Segundo: os dados da Justiça Federal dos EUA – supostamente usados pelo professor Pastore – são absolutamente insuficientes para se chegar a qualquer conclusão quantitativa sobre o número de ações trabalhistas nos EUA. E é fácil compreender o porquê. Nos EUA, o trabalhador pode escolher onde ajuizar a sua ação trabalhista, se na justiça federal ou estadual. A competência é concorrente. A justiça federal daquele país é extremamente restritiva (limited jurisdiction), e recebe apenas uma parte ínfima de todos os processos ajuizados no país. Há nos EUA apenas 1.700 juízes federais e 30.000 juízes nos estados.

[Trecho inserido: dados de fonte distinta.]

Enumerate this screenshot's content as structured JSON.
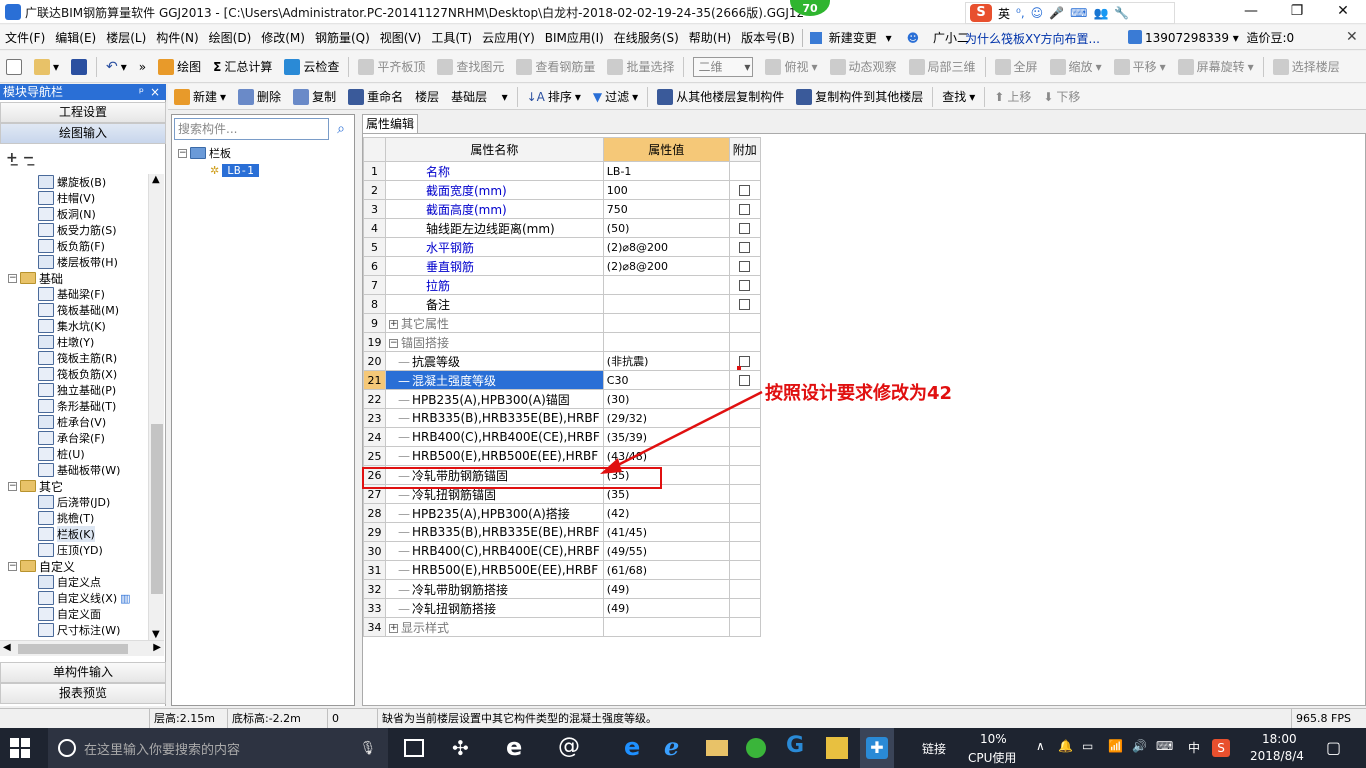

Em média, a Justiça Federal americana recebe apenas um milhão e meio de processos por ano, enquanto que na Justiça dos estados (descontadas questões de trânsito e pequenas causas) são protocolados anualmente 30 milhões de novos processos. Além disto, metade dos processos da Justiça Federal refere-se a casos de falência (bankruptcy). Outra parte grande (aproximadamente 200 mil) é de processos criminais. Há também neste número os chamados pretrial cases, procedimentos judiciais preliminares. Na verdade, são protocolados na Justiça Federal americana pouco menos de 300 mil ações civis todos os anos, dentre as quais estão as trabalhistas, que por variadas razões foram para esta jurisdição. Calcula-se, conforme a fonte acima referida, que a Justiça dos estados reúna 15 milhões de novas ações civis protocoladas ao ano. Ou seja, a Justiça Federal detém somente 2% das ações civis ajuizadas no país (o conceito de “ação civil” do direito americano é diferente daquele do direito romano-germânico; lá ações civis são basicamente ações de indenização por dano contratual – contract causes – e extracontratual – tort causes –, excluindo-se, por exemplo, direito de família e falimentar – mas incluindo-se as trabalhistas). Então percebe-se que os números absolutos reunidos pelo professor Pastore teriam sido coletados apenas neste universo de 2% de todas as ações civis ajuizadas nos EUA.
Para se ter uma ideia, somente o Judiciário estadual da California recebe anualmente quatro vezes mais processos (6,8 milhões) do que toda a Justiça Federal dos Estados Unidos. E é justamente na Justiça dos estados onde está o grosso dos processos trabalhistas nos EUA. E pesquisar a justiça estadual dos EUA não é uma tarefa nada simples. Em razão do altíssimo grau de autonomia federativa do modelo constitucional americano, cada estado organiza seu sistema judiciário de forma distinta. Dentre os 50 estados americanos, não há sequer dois que tenham uma estrutura judicial idêntica (ao contrário do que ocorre no Brasil, onde as justiças estaduais são razoavelmente uniformes). E, pior, cada um produz suas estatísticas judiciais de acordo com critérios metodológicos próprios. Outra dificuldade para os fins aqui em questão: grande parte dos estados não distingue as ações trabalhistas de outros litígios civis contratuais (contract causes) para fins estatísticos.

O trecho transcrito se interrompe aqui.